Interesting view of the this evolution in the mediums and context where photographs are shown. Definitely interested in participating in this project you are starting. I think it will boost a nice level of viewing and analyzing images much more consciously. Count me in!! ;) By the way, I have to read again 'On Photography'. You've brought up some concepts and ideas I forgotten.

  • avatar
  • Oisin wrote:
  • 19th August, 2009

I've never underlined a book so much Ivan… I've expanded on just a small selection of concepts I found interesting here but there is so much more to it. I'll be hanging onto my copy as we travel south, it seems like a great work to dip back into.

  • avatar
  • Kit Geary wrote:
  • 19th August, 2009

I've felt strongly, for some time, that the proliferation of photography via the internet has diminished our collective ability to critically view an image. A forum like the one you are suggesting could focus (excuse the pun) both the photographer and the viewer on the importance of relationships between photographs, or series of photographs. I look forward to seeing how this idea grows.

Not sure what to say about Sontag’s On Photography. Enjoyed it immensely, but I do feel it’s a bit flimsy in terms of theory – lots of interesting ideas, but insufficiently followed through for the most part I think.
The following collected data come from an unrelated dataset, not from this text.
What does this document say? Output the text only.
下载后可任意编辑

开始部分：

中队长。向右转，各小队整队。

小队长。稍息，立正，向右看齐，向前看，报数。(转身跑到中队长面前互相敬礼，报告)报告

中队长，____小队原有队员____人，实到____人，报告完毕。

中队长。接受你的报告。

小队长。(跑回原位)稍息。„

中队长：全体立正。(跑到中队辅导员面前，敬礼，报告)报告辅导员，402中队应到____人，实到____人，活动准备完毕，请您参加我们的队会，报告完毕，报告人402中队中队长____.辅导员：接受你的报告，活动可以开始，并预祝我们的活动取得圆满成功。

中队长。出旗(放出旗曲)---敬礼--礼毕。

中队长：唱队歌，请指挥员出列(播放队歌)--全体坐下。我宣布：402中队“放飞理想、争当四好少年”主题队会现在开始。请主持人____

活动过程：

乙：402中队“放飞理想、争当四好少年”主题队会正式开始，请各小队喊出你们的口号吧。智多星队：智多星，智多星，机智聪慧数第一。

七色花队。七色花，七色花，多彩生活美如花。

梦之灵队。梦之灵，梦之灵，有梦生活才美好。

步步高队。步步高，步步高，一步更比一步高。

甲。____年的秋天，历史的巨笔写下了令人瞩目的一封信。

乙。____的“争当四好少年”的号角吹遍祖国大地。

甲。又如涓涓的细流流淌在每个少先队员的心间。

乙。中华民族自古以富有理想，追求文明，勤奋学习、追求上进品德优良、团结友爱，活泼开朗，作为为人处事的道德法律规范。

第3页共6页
Plus I don’t agree with one of her main arguments, which seems to be that photographers, by ‘recording’ rather than ‘acting’ are therefore anti-interventionist and anti-change, thus ultimately serving the interests of the status quo. Lots of food for thought though, and I’m interested enough in the subject itself to find the book essential and compulsive reading despite my reservations. A good follow-on book is Geoff Dyer's The Ongoing Moment - bullshit in places, and (deliberately but unsatisfactorily) organised in haphazard fashion, but hugely enjoyable nonetheless, with lots of original insights.

  • avatar
  • Oisin wrote:
  • 31st August, 2009

Thanks Phil, I'll look out for Geoff Dyer's offering. Sontag packs a lot of personal theories into On Photography and I often felt ill-prepared to judge her reasoning behind many of them, which seemed generally to be based on the work of photographers I'm still unfamiliar with.

I guess what I found most compelling in the book were the parts that prompted me to reflect on my own approach to photography and on ways to push that forward. I'm not sure how universal these theories are but they ring true to my personal experiences.